In Virginia Woolf's literary essay "A Room of One's Own," the author explores themes of feminism through the viewpoints of a narrator who has a unique and principled view of how women are represented in the world. Throughout the text itself, Woolf denotes many things that have held women back from holding positions of power and wealth, as well as granting them agency in society. This point then extends to the limited and restricted body of work that women are allowed to have, seemingly due to the inequalities presented by a patriarchal society. This text sheds some light on feminist attitudes toward literature and society as a whole, and provides a basis for feminist criticism of literary works.

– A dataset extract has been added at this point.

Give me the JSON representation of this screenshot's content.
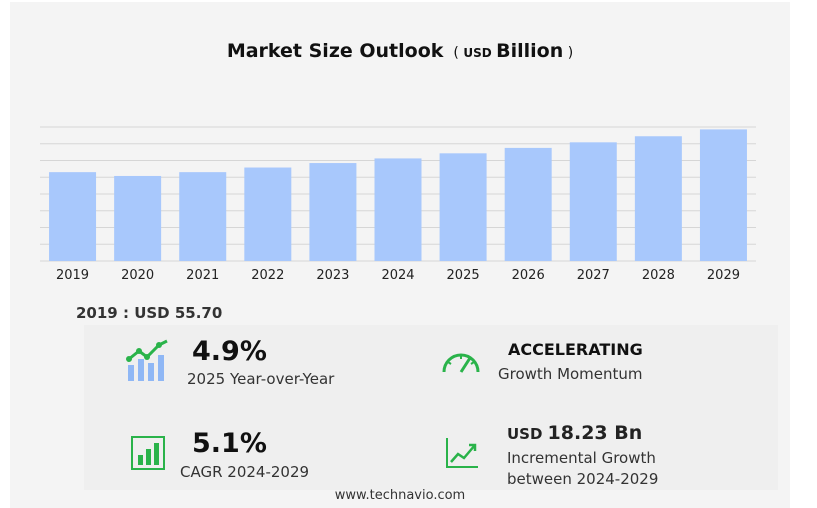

The phrase "a room of one's own" is derived from the idea that "a woman must have money and a room of her own if she is to write fiction" (Woolf, 1929). In essence, Woolf states that women are not granted the agency and freedom to write, mainly because they must spend so much time focusing on other more basic needs, like food and shelter. Money is what accomplishes these goals, and women have fewer opportunities to make as much money as men are typically entitled to. Because of these basic deficiencies in social freedom, women are often at a disadvantage for writing. The room itself is representative of the basic rights and privileges that are so often denied women, while men take them for granted. A room would allow a woman writer to write uninterrupted, without want or need for basic necessities. Since she does not have it, she cannot devote the same amount of time to writing, and therefore her writing is often lacking.

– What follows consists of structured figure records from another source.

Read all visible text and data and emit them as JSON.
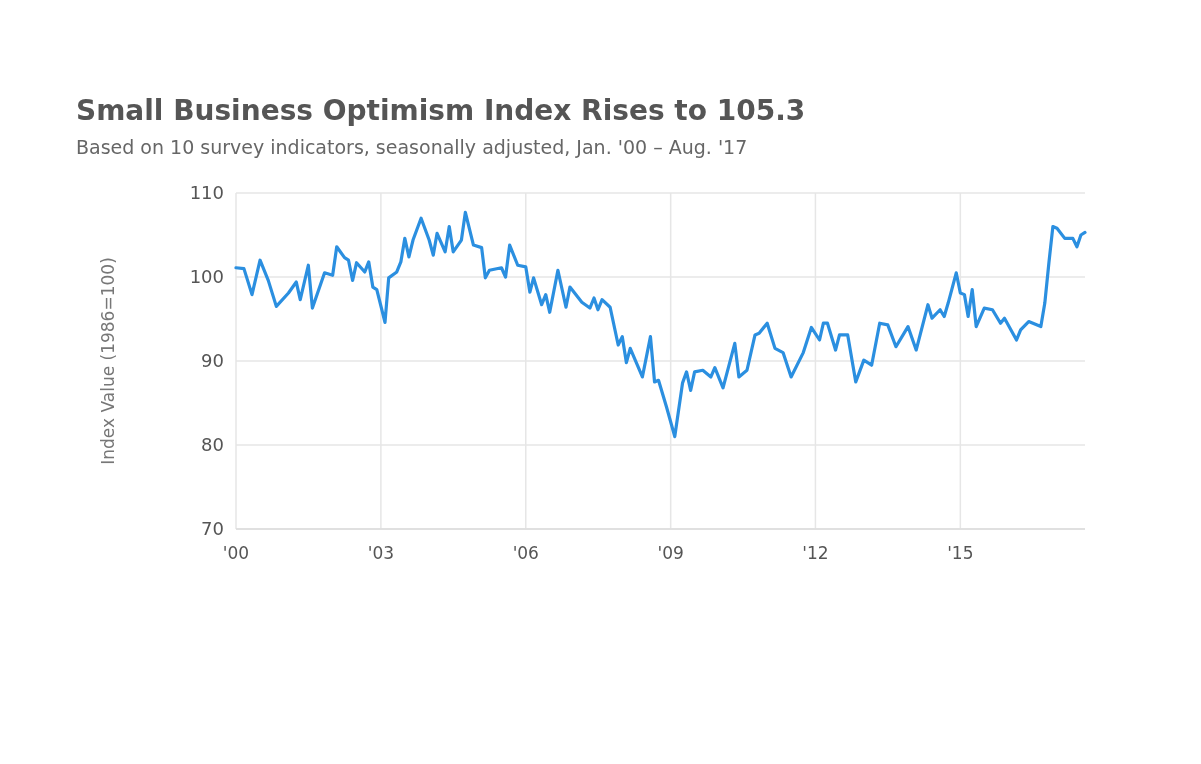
{
  "chart_data": {
    "type": "line",
    "title": "Small Business Optimism Index Rises to 105.3",
    "subtitle": "Based on 10 survey indicators, seasonally adjusted, Jan. '00 – Aug. '17",
    "ylabel": "Index Value (1986=100)",
    "x": [
      "2000-01",
      "2000-03",
      "2000-05",
      "2000-07",
      "2000-09",
      "2000-11",
      "2001-02",
      "2001-04",
      "2001-05",
      "2001-07",
      "2001-08",
      "2001-11",
      "2002-01",
      "2002-02",
      "2002-04",
      "2002-05",
      "2002-06",
      "2002-07",
      "2002-09",
      "2002-10",
      "2002-11",
      "2002-12",
      "2003-02",
      "2003-03",
      "2003-05",
      "2003-06",
      "2003-07",
      "2003-08",
      "2003-09",
      "2003-11",
      "2004-01",
      "2004-02",
      "2004-03",
      "2004-05",
      "2004-06",
      "2004-07",
      "2004-09",
      "2004-10",
      "2004-12",
      "2005-02",
      "2005-03",
      "2005-04",
      "2005-07",
      "2005-08",
      "2005-09",
      "2005-11",
      "2006-01",
      "2006-02",
      "2006-03",
      "2006-05",
      "2006-06",
      "2006-07",
      "2006-09",
      "2006-11",
      "2006-12",
      "2007-03",
      "2007-05",
      "2007-06",
      "2007-07",
      "2007-08",
      "2007-10",
      "2007-12",
      "2008-01",
      "2008-02",
      "2008-03",
      "2008-06",
      "2008-08",
      "2008-09",
      "2008-10",
      "2008-12",
      "2009-02",
      "2009-04",
      "2009-05",
      "2009-06",
      "2009-07",
      "2009-09",
      "2009-11",
      "2009-12",
      "2010-02",
      "2010-05",
      "2010-06",
      "2010-08",
      "2010-10",
      "2010-11",
      "2011-01",
      "2011-03",
      "2011-05",
      "2011-07",
      "2011-10",
      "2011-12",
      "2012-02",
      "2012-03",
      "2012-04",
      "2012-06",
      "2012-07",
      "2012-09",
      "2012-11",
      "2013-01",
      "2013-03",
      "2013-05",
      "2013-07",
      "2013-09",
      "2013-12",
      "2014-02",
      "2014-05",
      "2014-06",
      "2014-08",
      "2014-09",
      "2014-10",
      "2014-12",
      "2015-01",
      "2015-02",
      "2015-03",
      "2015-04",
      "2015-05",
      "2015-07",
      "2015-09",
      "2015-11",
      "2015-12",
      "2016-03",
      "2016-04",
      "2016-06",
      "2016-09",
      "2016-10",
      "2016-11",
      "2016-12",
      "2017-01",
      "2017-03",
      "2017-05",
      "2017-06",
      "2017-07",
      "2017-08"
    ],
    "series": [
      {
        "color": "#2b8fe0",
        "values": [
          101.1,
          101.0,
          97.9,
          102.0,
          99.6,
          96.5,
          98.1,
          99.4,
          97.3,
          101.4,
          96.3,
          100.5,
          100.2,
          103.6,
          102.3,
          102.0,
          99.6,
          101.7,
          100.6,
          101.8,
          98.8,
          98.5,
          94.6,
          99.9,
          100.6,
          101.8,
          104.6,
          102.4,
          104.4,
          107.0,
          104.4,
          102.6,
          105.2,
          103.0,
          106.0,
          103.0,
          104.4,
          107.7,
          103.8,
          103.5,
          99.9,
          100.8,
          101.1,
          100.0,
          103.8,
          101.4,
          101.2,
          98.2,
          99.9,
          96.7,
          97.9,
          95.8,
          100.8,
          96.4,
          98.8,
          97.0,
          96.3,
          97.5,
          96.1,
          97.3,
          96.4,
          91.9,
          92.9,
          89.8,
          91.5,
          88.1,
          92.9,
          87.5,
          87.7,
          84.5,
          81.0,
          87.4,
          88.7,
          86.5,
          88.7,
          88.9,
          88.1,
          89.2,
          86.8,
          92.1,
          88.1,
          88.9,
          93.1,
          93.3,
          94.5,
          91.5,
          91.0,
          88.1,
          91.0,
          94.0,
          92.5,
          94.5,
          94.5,
          91.3,
          93.1,
          93.1,
          87.5,
          90.1,
          89.5,
          94.5,
          94.3,
          91.7,
          94.1,
          91.3,
          96.7,
          95.1,
          96.1,
          95.3,
          96.9,
          100.5,
          98.1,
          97.9,
          95.3,
          98.5,
          94.1,
          96.3,
          96.1,
          94.5,
          95.1,
          92.5,
          93.7,
          94.7,
          94.1,
          96.9,
          101.7,
          106.0,
          105.8,
          104.6,
          104.6,
          103.6,
          105.0,
          105.3
        ]
      }
    ],
    "xlim": [
      "2000-01",
      "2017-08"
    ],
    "xticks": [
      {
        "value": "2000-01",
        "label": "'00"
      },
      {
        "value": "2003-01",
        "label": "'03"
      },
      {
        "value": "2006-01",
        "label": "'06"
      },
      {
        "value": "2009-01",
        "label": "'09"
      },
      {
        "value": "2012-01",
        "label": "'12"
      },
      {
        "value": "2015-01",
        "label": "'15"
      }
    ],
    "ylim": [
      70,
      110
    ],
    "yticks": [
      70,
      80,
      90,
      100,
      110
    ],
    "grid": true
  }
}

The potential of women to write is indicated in the fictional character of Judith Shakespeare - "she was as adventurous, as imaginative, as agog to see the world as [William Shakespeare] was. But she was not sent to school" (Woolf, 1929). While Judith is not allowed to attend school, she also does not accept the societal trappings that she is sent into, as she does not really want to be stuck doing household chores, or marry someone she does not want to. Societal attitudes such as these are part of what prevents Judith and other women from reaching their potential - if she benefited from money and an education as well, she could produce incredible works just as he did. This theory expands more on what exactly women are deprived of, and how this lack of education is one of the biggest cornerstones in the gender inequalities present in society.

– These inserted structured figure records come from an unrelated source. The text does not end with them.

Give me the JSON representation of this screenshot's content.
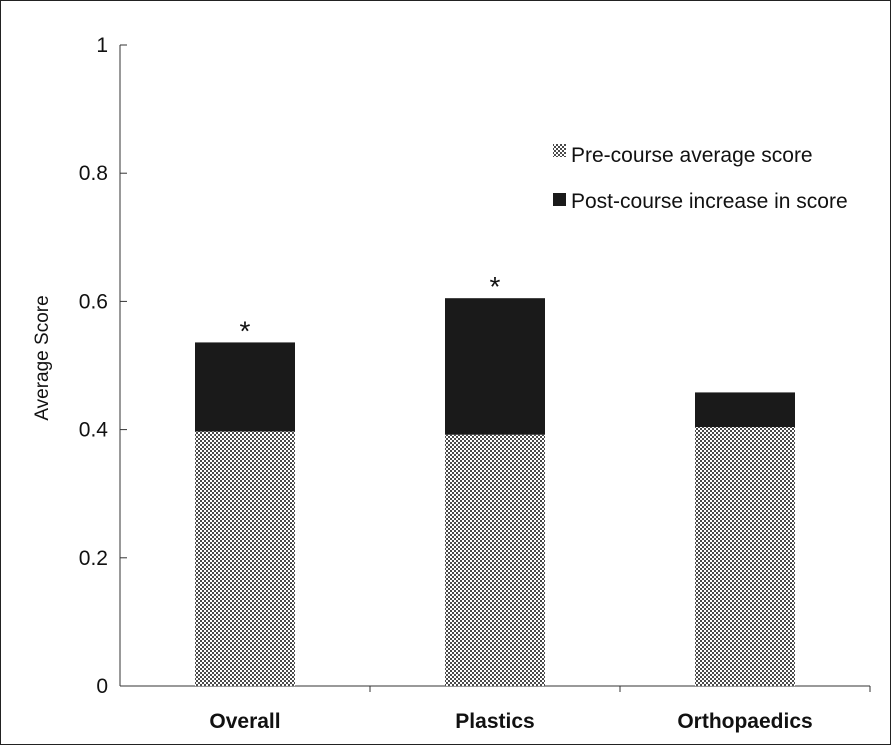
{
  "chart_data": {
    "type": "bar",
    "stacked": true,
    "categories": [
      "Overall",
      "Plastics",
      "Orthopaedics"
    ],
    "series": [
      {
        "name": "Pre-course average score",
        "values": [
          0.397,
          0.392,
          0.404
        ],
        "color": "#9a9a9a",
        "pattern": "checker"
      },
      {
        "name": "Post-course increase in score",
        "values": [
          0.139,
          0.213,
          0.054
        ],
        "color": "#1a1a1a"
      }
    ],
    "annotations": [
      "*",
      "*",
      ""
    ],
    "ylabel": "Average Score",
    "xlabel": "",
    "ylim": [
      0,
      1
    ],
    "yticks": [
      "0",
      "0.2",
      "0.4",
      "0.6",
      "0.8",
      "1"
    ],
    "ytick_values": [
      0,
      0.2,
      0.4,
      0.6,
      0.8,
      1
    ],
    "legend_position": "top-right",
    "grid": false
  }
}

Woolf's essay presents a very strong, basic point: women are smart, women are driven, and they wish to be able to be strong writers. However, the patriarchal society in which we live does not give them a chance to, which is what has led to the dearth of women writers to this point in history. By understanding the female perspective on this kind of discrimination and disadvantage, as evidenced by the metaphor of the 'room of one's own,' it is easier to know just how frustrating being a woman in a man's world can be. In the end, Judith Shakespeare kills herself, and Woolf makes us understand why; in the word she lives in, she has no means by which to express herself or come into her own.
Woolf, Virginia. "A Room of One's Own." The Norton Anthology of Theory and Criticism 2nd Ed. Ed. Vincent B. Leitch. New York: WW Norton, 2010. Print.